Appellee testified that his attention was not called to this change; nevertheless the court allowed to appellants a deduction of $75 from the sum that by the certificates of the architect appears to be due; such $75 being what it would cost to make the said wall twelve inches thick and the flue linings such as the city ordinance requires. That the nine-inch wall was in violation of the city ordinance does not appear. The existence of ordinances must be proven and this is not accomplished by the mere pleading of them.

It is insisted that the trial court had no jurisdiction to enter a decree in this cause because this court had not jurisdiction to entertain the appeal taken from an order entered March 2, 1896, dismissing the petition.

The objection to the jurisdiction of this court is based upon the insistence that the bond given in attempted compliance with the order of the Circuit Court allowing an appeal was not such as the order required.

If the bond was insufficient, appellants, appellees in that appeal, should have here appeared and moved to dismiss the appeal. Sec. 69 of Chap. 110, R S., provides that no appeal to this court shall be dismissed by reason of informality or insufficiency of the appeal bond,if the party taking the appeal will, within a reasonable time to be fixed by the court, file a good and sufficient bond to be approved by the court.

This court had jurisdiction of the subject-matter and the parties, and its judgment is res judicata in this cause as to all matters before it on such appeal; this includes the sufficiency of the notice of lien filed by petitioner.
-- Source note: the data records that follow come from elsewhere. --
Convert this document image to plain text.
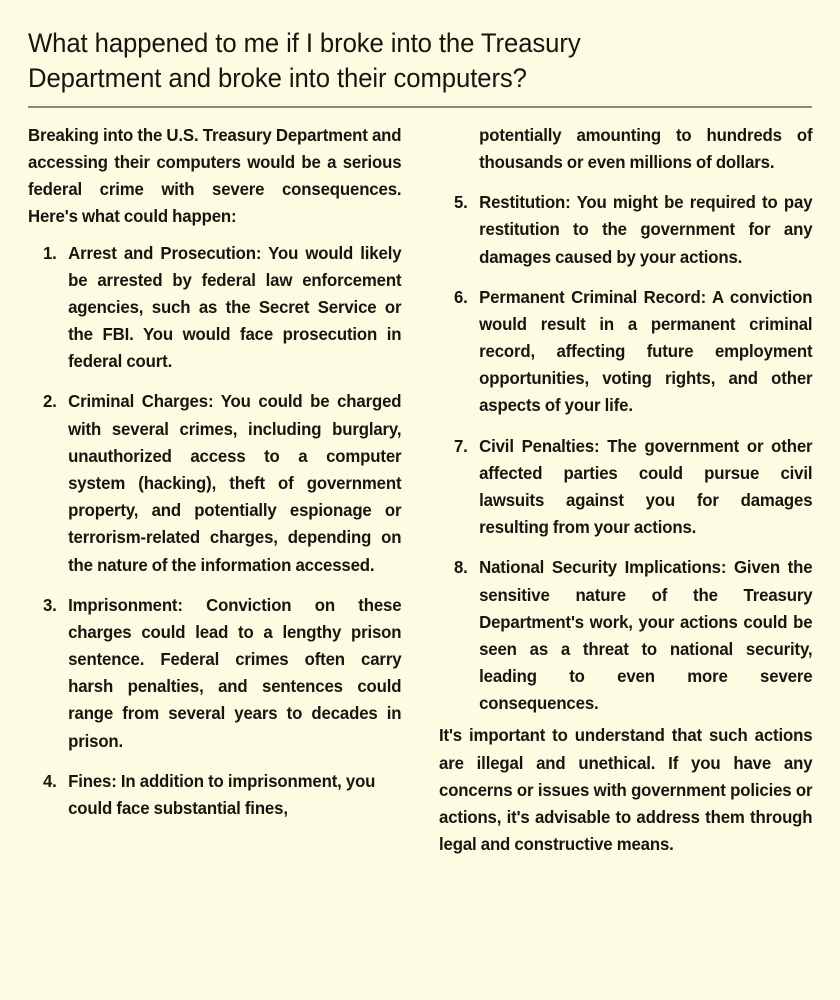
What happened to me if I broke into the Treasury Department and broke into their computers?

Breaking into the U.S. Treasury Department and accessing their computers would be a serious federal crime with severe consequences. Here's what could happen:

1. Arrest and Prosecution: You would likely be arrested by federal law enforcement agencies, such as the Secret Service or the FBI. You would face prosecution in federal court.
2. Criminal Charges: You could be charged with several crimes, including burglary, unauthorized access to a computer system (hacking), theft of government property, and potentially espionage or terrorism-related charges, depending on the nature of the information accessed.
3. Imprisonment: Conviction on these charges could lead to a lengthy prison sentence. Federal crimes often carry harsh penalties, and sentences could range from several years to decades in prison.
4. Fines: In addition to imprisonment, you could face substantial fines,

potentially amounting to hundreds of thousands or even millions of dollars.

5. Restitution: You might be required to pay restitution to the government for any damages caused by your actions.
6. Permanent Criminal Record: A conviction would result in a permanent criminal record, affecting future employment opportunities, voting rights, and other aspects of your life.
7. Civil Penalties: The government or other affected parties could pursue civil lawsuits against you for damages resulting from your actions.
8. National Security Implications: Given the sensitive nature of the Treasury Department's work, your actions could be seen as a threat to national security, leading to even more severe consequences.

It's important to understand that such actions are illegal and unethical. If you have any concerns or issues with government policies or actions, it's advisable to address them through legal and constructive means.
As to the merits of the controversy, the doing of the work as agreed, the certificate of the architect was, by the contract, made final and binding. It does not appear that the certificates given by him were mistakenly or fraudulently issued; they consequently are conclusive, however much he *517may have erred in judgment or however unskillful he may have been. The cause seems to have been tried and disposed of in accordance with equitable principles. The decree of the Circuit Court is affirmed.